第二部では、第31回聖書事業功労者賞表彰式が行われた。受賞者は和田幹男氏(カトリック大阪大司教区司祭)で、JBSが発行した『聖書 新共同訳』および『聖書 聖書協会共同訳』の翻訳者・編集委員、検討委員として貢献したこと、多年にわたる聖書の研究、大学教育、司牧活動を通し我が国における聖書理解の普及に努めたことが評価された。和田氏は骨折で入院中のため、松浦信行氏(カトリック大阪大司教司祭)が代理で表彰を受けた。
松浦氏は和田氏のメッセージを代読。「新共同訳の時に『イエス』か『イエズス』かが大問題になった。私はカトリック大阪教区の司祭研修会で、プロテスタントの人々が『イエズス』と呼ぶ苦しみを味わうより、私たちカトリックが『イエス』の呼び名を受け入れ、自分たちでキリスト教一致の障害を取り除こう、日本の教会にイエスの二つの呼び名が存在するのを我々の世代で終わらせよう、と協力を求めた。司祭方は拍手して賛同してくれた。新共同訳同様、協会共同訳もプロテスタント、カトリックの垣根を越えて用いられていくことを願ってやまない」と語った。

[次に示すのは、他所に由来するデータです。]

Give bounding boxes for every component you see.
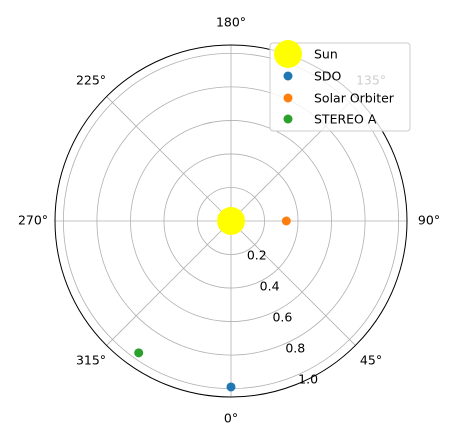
legend-marker — [274, 40, 302, 68]
data-point-sdo — [226, 382, 236, 392]
data-point-stereo-a — [134, 348, 144, 358]
legend-box — [269, 42, 411, 132]
theta-tick-label: 0° — [224, 411, 238, 426]
theta-gridline — [106, 220, 232, 346]
theta-tick-label: 90° — [418, 213, 440, 228]
legend-label: STEREO A — [314, 112, 377, 127]
theta-gridline — [230, 220, 356, 346]
legend-label: Solar Orbiter — [314, 91, 395, 106]
polar-grid — [54, 44, 408, 398]
legend-label: Sun — [314, 47, 338, 62]
theta-tick-label: 180° — [216, 15, 246, 30]
r-tick-label: 0.2 — [247, 247, 267, 262]
r-tick-label: 0.4 — [260, 278, 280, 293]
r-tick-label: 0.6 — [272, 309, 292, 324]
polar-frame — [54, 44, 408, 398]
theta-gridline — [106, 96, 232, 222]
r-tick-label: 1.0 — [298, 371, 318, 386]
data-point-sun — [217, 207, 245, 235]
legend: Sun SDO Solar Orbiter STEREO A — [269, 40, 411, 132]
legend-marker — [283, 71, 293, 81]
theta-tick-label: 225° — [76, 72, 106, 87]
r-tick-label: 0.8 — [285, 340, 305, 355]
theta-tick-label: 45° — [360, 353, 382, 368]
theta-tick-label: 315° — [76, 353, 106, 368]
theta-tick-label: 270° — [18, 213, 48, 228]
data-point-solar-orbiter — [281, 216, 291, 226]
legend-label: SDO — [314, 69, 342, 84]
legend-marker — [283, 114, 293, 124]
data-points — [134, 207, 291, 392]
legend-marker — [283, 93, 293, 103]
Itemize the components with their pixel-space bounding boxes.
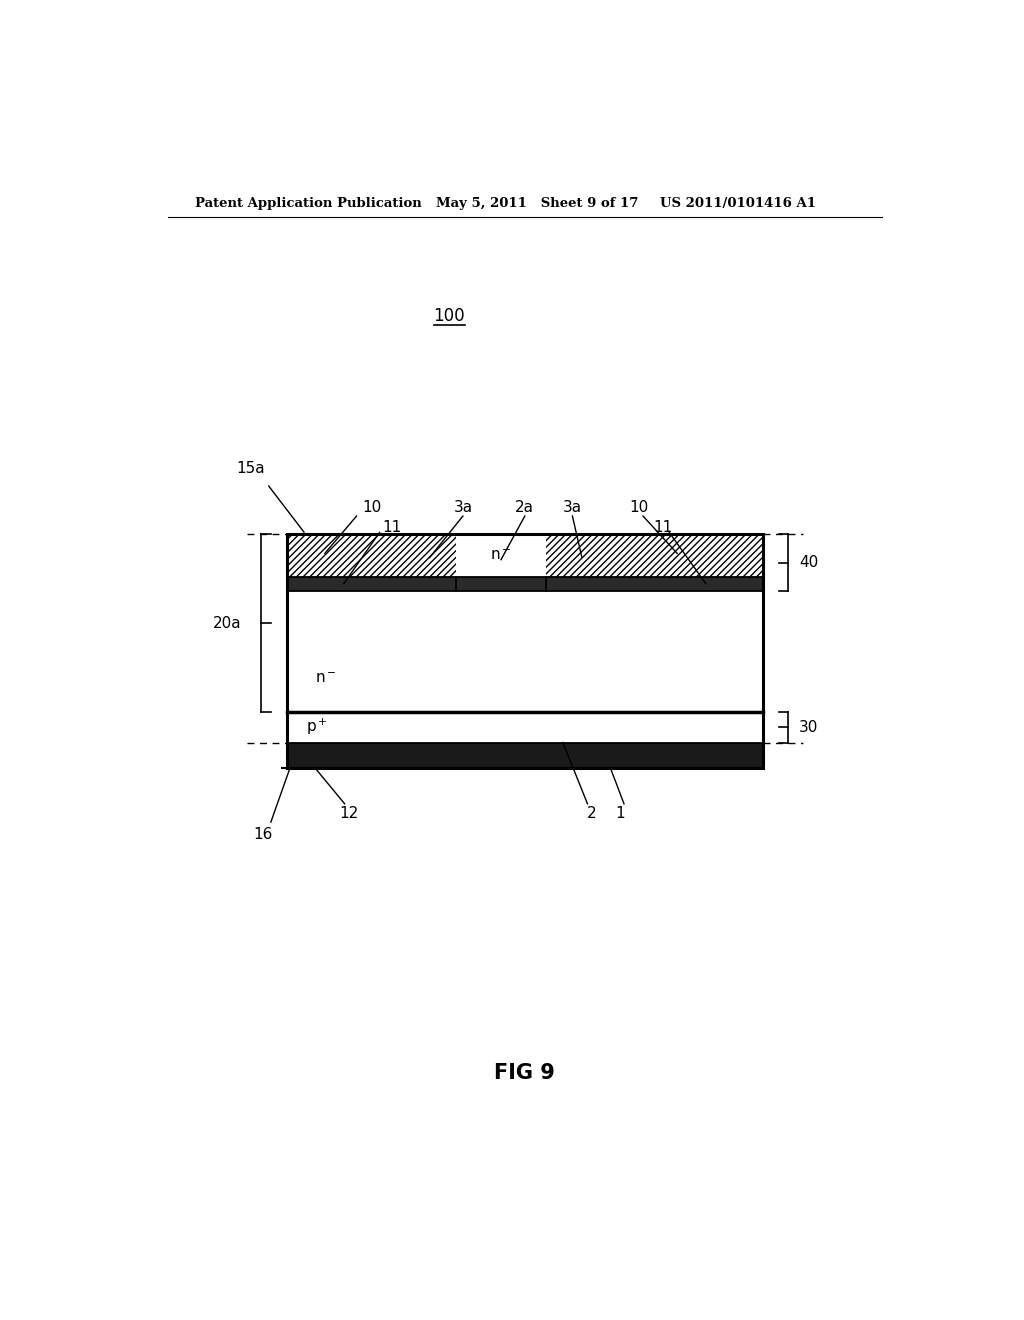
Text: 10: 10	[362, 500, 382, 515]
Bar	[456, 535, 546, 577]
Text: 3a: 3a	[454, 500, 472, 515]
Text: 1: 1	[615, 807, 625, 821]
Text: 10: 10	[630, 500, 648, 515]
Bar	[546, 535, 763, 577]
Text: 3a: 3a	[563, 500, 582, 515]
Text: 40: 40	[800, 554, 818, 570]
Bar	[287, 577, 763, 590]
Bar	[287, 711, 763, 743]
Text: 100: 100	[433, 308, 465, 325]
Text: 11: 11	[382, 520, 401, 535]
Bar	[287, 590, 763, 711]
Text: 16: 16	[253, 826, 272, 842]
Text: US 2011/0101416 A1: US 2011/0101416 A1	[659, 197, 816, 210]
Text: n$^-$: n$^-$	[315, 671, 337, 685]
Text: 20a: 20a	[213, 616, 242, 631]
Text: 15a: 15a	[237, 461, 265, 477]
Text: p$^+$: p$^+$	[306, 717, 328, 738]
Bar	[287, 535, 763, 768]
Text: n$^-$: n$^-$	[490, 548, 512, 564]
Text: 30: 30	[799, 719, 818, 735]
Bar	[287, 743, 763, 768]
Text: May 5, 2011   Sheet 9 of 17: May 5, 2011 Sheet 9 of 17	[436, 197, 638, 210]
Bar	[287, 535, 456, 577]
Text: 2: 2	[587, 807, 596, 821]
Text: 12: 12	[339, 807, 358, 821]
Text: FIG 9: FIG 9	[495, 1063, 555, 1084]
Text: Patent Application Publication: Patent Application Publication	[196, 197, 422, 210]
Text: 2a: 2a	[515, 500, 535, 515]
Text: 11: 11	[653, 520, 673, 535]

また、1991年12月に理事、96年12月に理事長に就任、東京大聖書展(2020年)、日本プロテスタント宣教150周年記念大会(09年)など歴史的なイベントに尽力してきた大宮氏の理事長退任を受け、大宮氏に花束と記念品が贈呈された。大宮氏は「総主事だった渡部信氏と共にいちばん長く任に当たらせていただいたが、その間に新しい聖書が与えられたことに感謝している」と語った。